Am Vortag die Schwarte des Spanferkelrückens mit
einem sehr scharfen Messer über Kreuz einritzen. Die Majoranblätter abzupfen und hacken. Mit Öl und 1 El gemahlenem Pfeffer verrühren. Den Braten von allen Seiten damit einreiben, in Klarsichtfolie wickeln und über Nacht marinieren.

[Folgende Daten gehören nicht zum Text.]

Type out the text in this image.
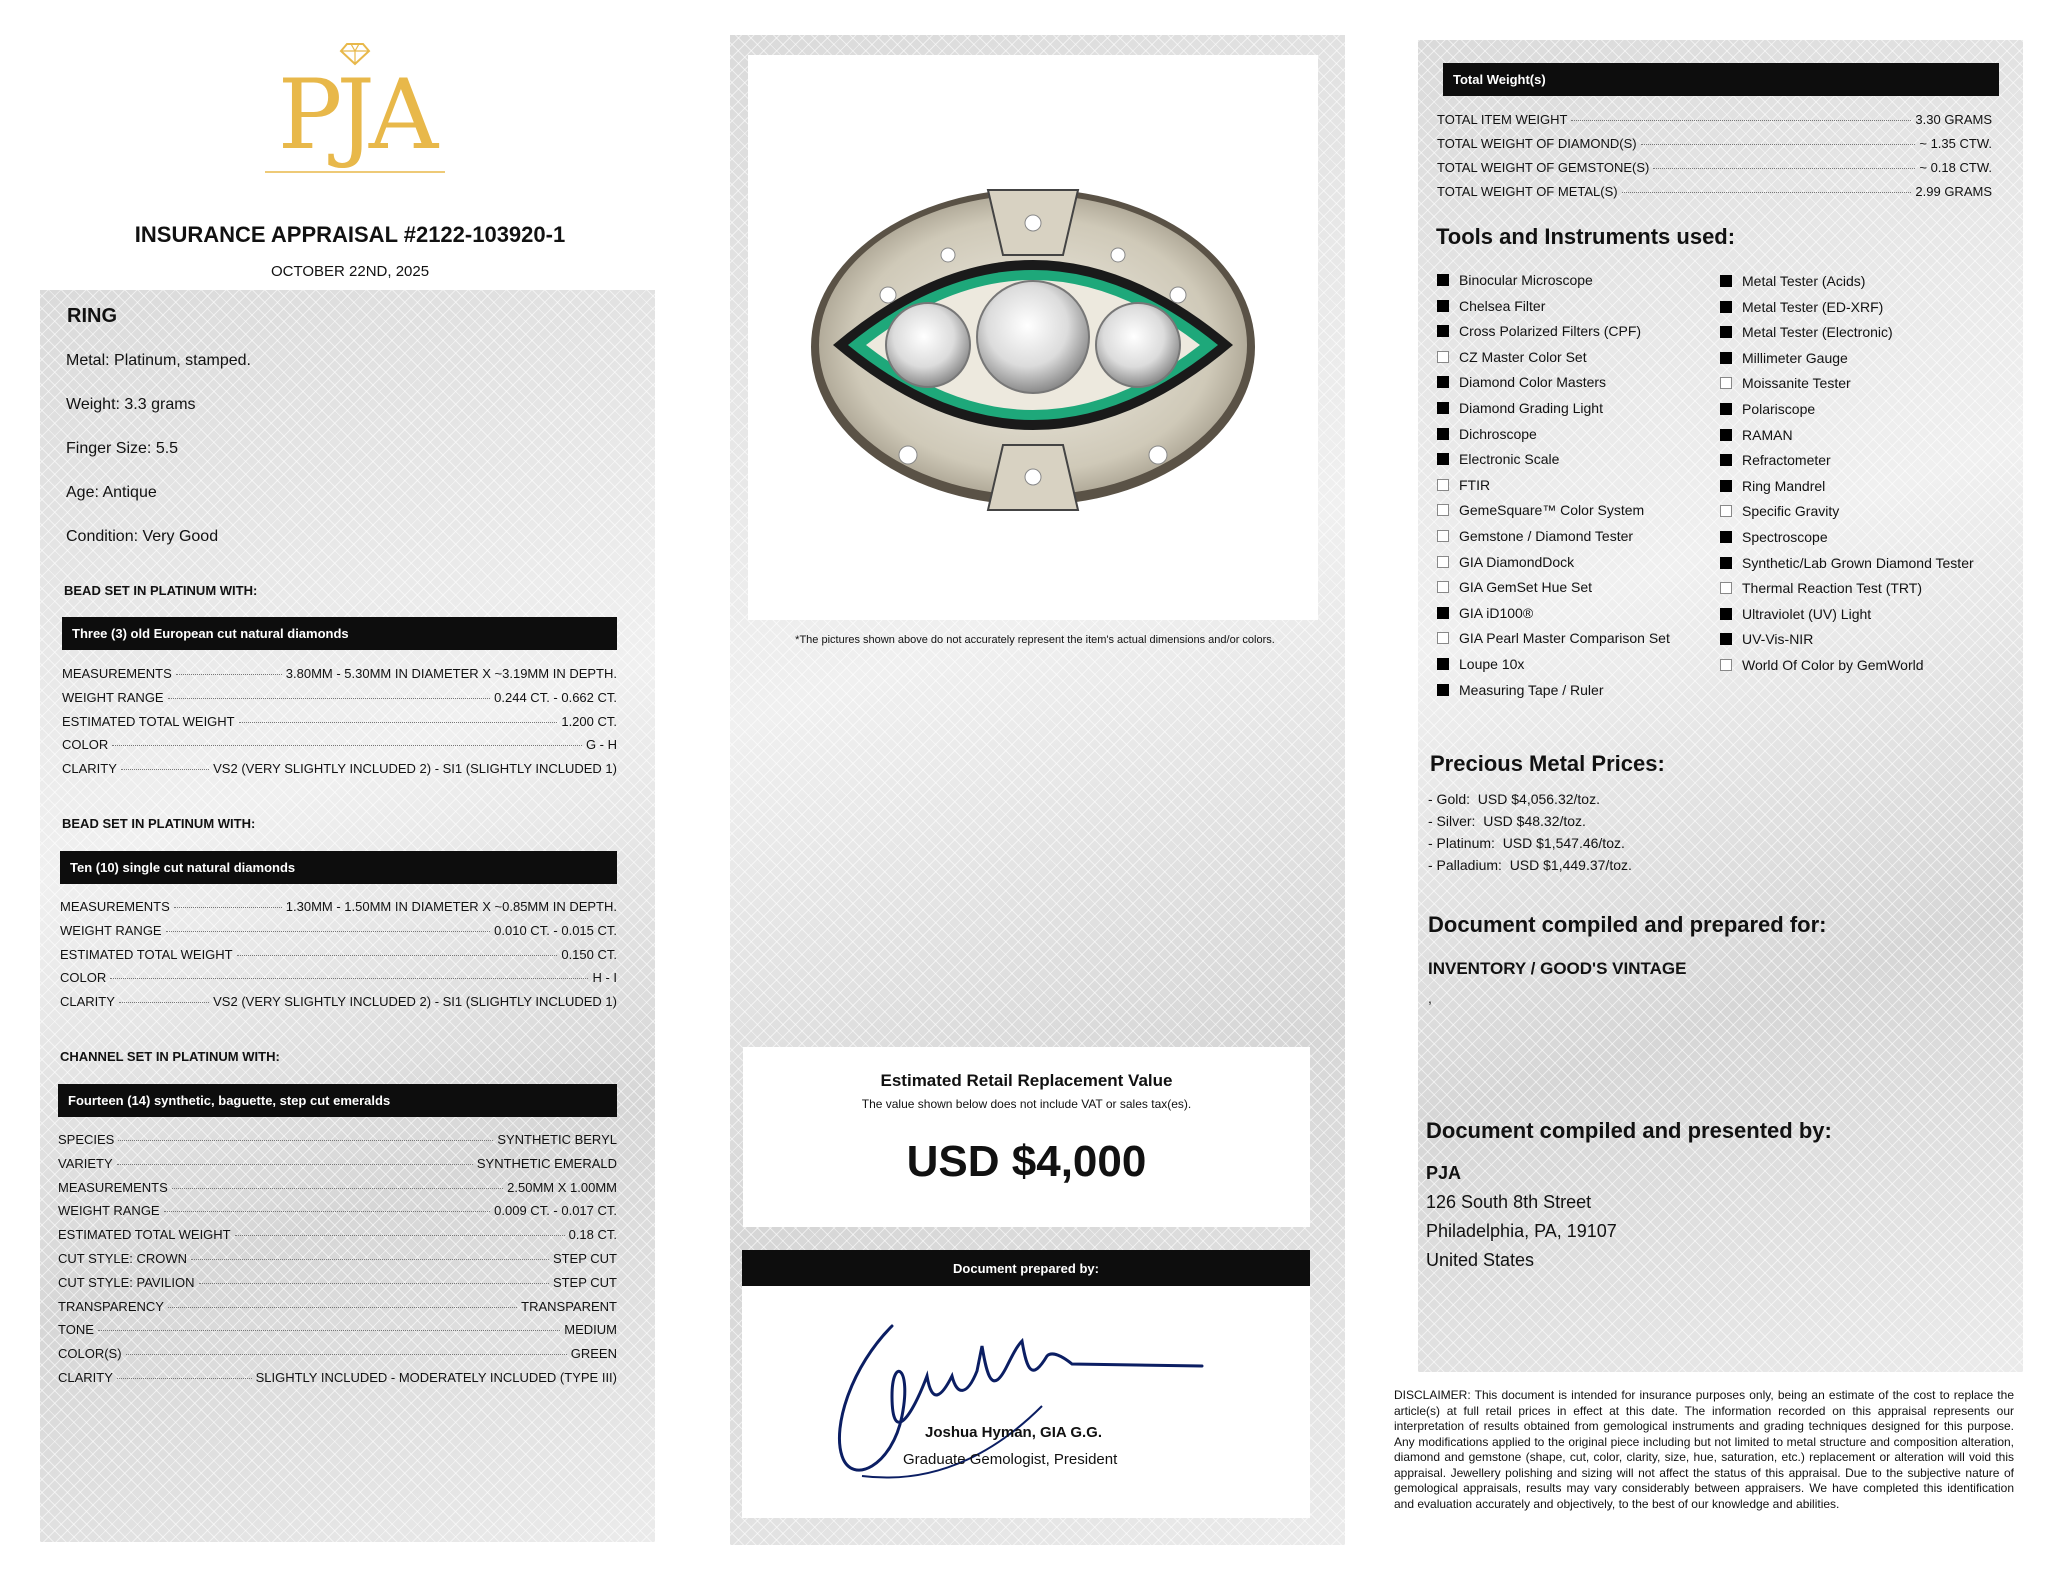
PJA
INSURANCE APPRAISAL #2122-103920-1
OCTOBER 22ND, 2025
RING
Metal: Platinum, stamped.
Weight: 3.3 grams
Finger Size: 5.5
Age: Antique
Condition: Very Good
BEAD SET IN PLATINUM WITH:
Three (3) old European cut natural diamonds
MEASUREMENTS	3.80MM - 5.30MM IN DIAMETER X ~3.19MM IN DEPTH.
WEIGHT RANGE	0.244 CT. - 0.662 CT.
ESTIMATED TOTAL WEIGHT	1.200 CT.
COLOR	G - H
CLARITY	VS2 (VERY SLIGHTLY INCLUDED 2) - SI1 (SLIGHTLY INCLUDED 1)
BEAD SET IN PLATINUM WITH:
Ten (10) single cut natural diamonds
MEASUREMENTS	1.30MM - 1.50MM IN DIAMETER X ~0.85MM IN DEPTH.
WEIGHT RANGE	0.010 CT. - 0.015 CT.
ESTIMATED TOTAL WEIGHT	0.150 CT.
COLOR	H - I
CLARITY	VS2 (VERY SLIGHTLY INCLUDED 2) - SI1 (SLIGHTLY INCLUDED 1)
CHANNEL SET IN PLATINUM WITH:
Fourteen (14) synthetic, baguette, step cut emeralds
SPECIES	SYNTHETIC BERYL
VARIETY	SYNTHETIC EMERALD
MEASUREMENTS	2.50MM X 1.00MM
WEIGHT RANGE	0.009 CT. - 0.017 CT.
ESTIMATED TOTAL WEIGHT	0.18 CT.
CUT STYLE: CROWN	STEP CUT
CUT STYLE: PAVILION	STEP CUT
TRANSPARENCY	TRANSPARENT
TONE	MEDIUM
COLOR(S)	GREEN
CLARITY	SLIGHTLY INCLUDED - MODERATELY INCLUDED (TYPE III)
*The pictures shown above do not accurately represent the item's actual dimensions and/or colors.
Estimated Retail Replacement Value
The value shown below does not include VAT or sales tax(es).
USD $4,000
Document prepared by:
Joshua Hyman, GIA G.G.
Graduate Gemologist, President
Total Weight(s)
TOTAL ITEM WEIGHT	3.30 GRAMS
TOTAL WEIGHT OF DIAMOND(S)	~ 1.35 CTW.
TOTAL WEIGHT OF GEMSTONE(S)	~ 0.18 CTW.
TOTAL WEIGHT OF METAL(S)	2.99 GRAMS
Tools and Instruments used:
Binocular Microscope
Chelsea Filter
Cross Polarized Filters (CPF)
CZ Master Color Set
Diamond Color Masters
Diamond Grading Light
Dichroscope
Electronic Scale
FTIR
GemeSquare™ Color System
Gemstone / Diamond Tester
GIA DiamondDock
GIA GemSet Hue Set
GIA iD100®
GIA Pearl Master Comparison Set
Loupe 10x
Measuring Tape / Ruler
Metal Tester (Acids)
Metal Tester (ED-XRF)
Metal Tester (Electronic)
Millimeter Gauge
Moissanite Tester
Polariscope
RAMAN
Refractometer
Ring Mandrel
Specific Gravity
Spectroscope
Synthetic/Lab Grown Diamond Tester
Thermal Reaction Test (TRT)
Ultraviolet (UV) Light
UV-Vis-NIR
World Of Color by GemWorld
Precious Metal Prices:
- Gold:  USD $4,056.32/toz.
- Silver:  USD $48.32/toz.
- Platinum:  USD $1,547.46/toz.
- Palladium:  USD $1,449.37/toz.
Document compiled and prepared for:
INVENTORY / GOOD'S VINTAGE
,
Document compiled and presented by:
PJA
126 South 8th Street
Philadelphia, PA, 19107
United States
DISCLAIMER: This document is intended for insurance purposes only, being an estimate of the cost to replace the article(s) at full retail prices in effect at this date. The information recorded on this appraisal represents our interpretation of results obtained from gemological instruments and grading techniques designed for this purpose. Any modifications applied to the original piece including but not limited to metal structure and composition alteration, diamond and gemstone (shape, cut, color, clarity, size, hue, saturation, etc.) replacement or alteration will void this appraisal. Jewellery polishing and sizing will not affect the status of this appraisal. Due to the subjective nature of gemological appraisals, results may vary considerably between appraisers. We have completed this identification and evaluation accurately and objectively, to the best of our knowledge and abilities.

Am nächsten Tag den Braten auf den elektrischen Drehspieß eines Holzkohlegrills stecken und über den Grill hängen. Eine Aluschale in der Größe des Bratens unter das Fleisch stellen. Die Zwiebel grob würfeln und in die Aluschale geben. Den Braten etwa 75 Minuten auf dem Drehspieß goldbraun und knusprig grillen. Mit Salz würzen, dabei mit
150 ml Malzbier mehrmals bepinseln. Wenn die Zwiebelwürfel zu dunkel werden, eventuell mit etwas Wasser ablöschen.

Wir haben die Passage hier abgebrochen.